Levantamento da Virtus BR, feito a pedido do Valor, mostra que, entre este ano e o início de 2024, grupos de diversos setores devem renegociar ao menos R$ 260 bilhões em dívidas. O número pode chegar a R$ 700 bilhões em operações que precisam ser equacionadas, de acordo com a Starboard, gestora que compra ativos em crise, quando se pega um espectro maior de grupos em dificuldade.

O momento atual de reestruturação só não é mais grave que o da crise de 2015 e 2016. Naquela ocasião, a atividade econômica fraca e o colapso das grandes empreiteiras envolvidas na Operação Lava-Jato colocaram o Brasil na maior recessão de sua história e muitas empresas foram à lona. Quase R$ 500 bilhões em dívidas precisaram ser arroladas e diversos ativos tiveram de ser vendidos em meio às reestruturações.

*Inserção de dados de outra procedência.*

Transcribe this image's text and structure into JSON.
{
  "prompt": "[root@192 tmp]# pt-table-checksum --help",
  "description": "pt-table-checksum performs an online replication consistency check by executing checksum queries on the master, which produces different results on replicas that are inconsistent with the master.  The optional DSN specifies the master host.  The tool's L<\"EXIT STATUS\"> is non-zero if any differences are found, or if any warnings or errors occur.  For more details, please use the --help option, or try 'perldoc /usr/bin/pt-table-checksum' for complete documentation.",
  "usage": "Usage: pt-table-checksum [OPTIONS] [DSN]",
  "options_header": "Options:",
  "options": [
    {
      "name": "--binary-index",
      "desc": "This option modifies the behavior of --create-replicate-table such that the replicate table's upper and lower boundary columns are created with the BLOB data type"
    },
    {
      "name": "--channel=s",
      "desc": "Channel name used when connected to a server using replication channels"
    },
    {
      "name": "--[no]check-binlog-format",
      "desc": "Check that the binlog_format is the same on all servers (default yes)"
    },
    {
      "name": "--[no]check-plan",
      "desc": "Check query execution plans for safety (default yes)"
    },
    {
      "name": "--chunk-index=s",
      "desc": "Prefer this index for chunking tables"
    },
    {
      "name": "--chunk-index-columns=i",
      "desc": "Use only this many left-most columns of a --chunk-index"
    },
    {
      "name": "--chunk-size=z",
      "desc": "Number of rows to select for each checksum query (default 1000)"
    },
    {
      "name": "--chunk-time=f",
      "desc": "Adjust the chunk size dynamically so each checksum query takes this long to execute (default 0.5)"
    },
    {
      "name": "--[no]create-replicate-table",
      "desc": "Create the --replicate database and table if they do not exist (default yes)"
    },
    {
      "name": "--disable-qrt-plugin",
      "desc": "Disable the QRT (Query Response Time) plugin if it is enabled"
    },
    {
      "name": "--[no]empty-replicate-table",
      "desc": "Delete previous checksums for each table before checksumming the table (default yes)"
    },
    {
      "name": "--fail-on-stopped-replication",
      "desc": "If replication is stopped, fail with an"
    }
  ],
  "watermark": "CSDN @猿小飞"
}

Apesar dos números grandiosos, especialistas não veem a crise como algo generalizado

Com a alta dos juros e a inflação, nos últimos meses muitas companhias começaram a buscar soluções para seu endividamento, sobretudo de curto prazo, e estão sentindo que a torneira de crédito secou. Os bancos estão menos flexíveis nas mesas de negociações desde que o caso da Americanas ganhou escala.

Diferentemente do que acontece no crédito a pessoa física, que tem taxas são prefixadas, as operações com pessoa jurídica costumam ser atreladas ao CDI ou ao IPCA. Por isso, ficaram mais caras de 2021 para cá. Ao mesmo tempo, a perspectiva de corte da Selic tornou-se mais distante em meio a dúvidas sobre o tratamento da questão fiscal pelo novo governo.

Apenas nas primeiras semanas do ano, além do midiático caso da varejista, que renegocia uma dívida de mais de R$ 40 bilhões, a Oi caminha para um segundo pedido de recuperação judicial. Azul e Gol renegociam vencimentos, enquanto Light, Marisa e CVC, contrataram assessores financeiros para encabeçar tratativas com os credores. Esse conjunto de dívidas supera R$ 90 bilhões. No entanto, os números não param por aí e outras companhias já batem na porta de reestruturadores.

Apesar dos números grandiosos, especialistas não veem a crise como algo generalizado. Até agora são casos pontuais, muito deles de empresas que já apresentavam dificuldades. Além disso, o caso da Americanas, que não tem relação com a conjuntura econômica, ajuda a inflar o volume que precisará ser reestruturado. “Na nossa visão é um caso isolado, que não tem efeito de contágio. É um caso isolado de fraude” disse o presidente do Itaú Unibanco, Milton Maluhy Filho, em teleconferência recente, quando comentou os resultados anuais da instituição financeira.

No levantamento, a Virtus BR usou os casos públicos, mas também fez uma projeção com uma base de dados própria para detectar as empresas muito alavancadas – ou seja, aquelas que têm uma razão entre dívida líquida e Ebitda (lucro antes de juros, impostos, depreciação e amortização) de pelo menos 3,5 vezes. Esse patamar é uma referência nos contratos de dívida e pode acionar os chamados “covenants” (gatilho que pode antecipar o vencimento de dívidas).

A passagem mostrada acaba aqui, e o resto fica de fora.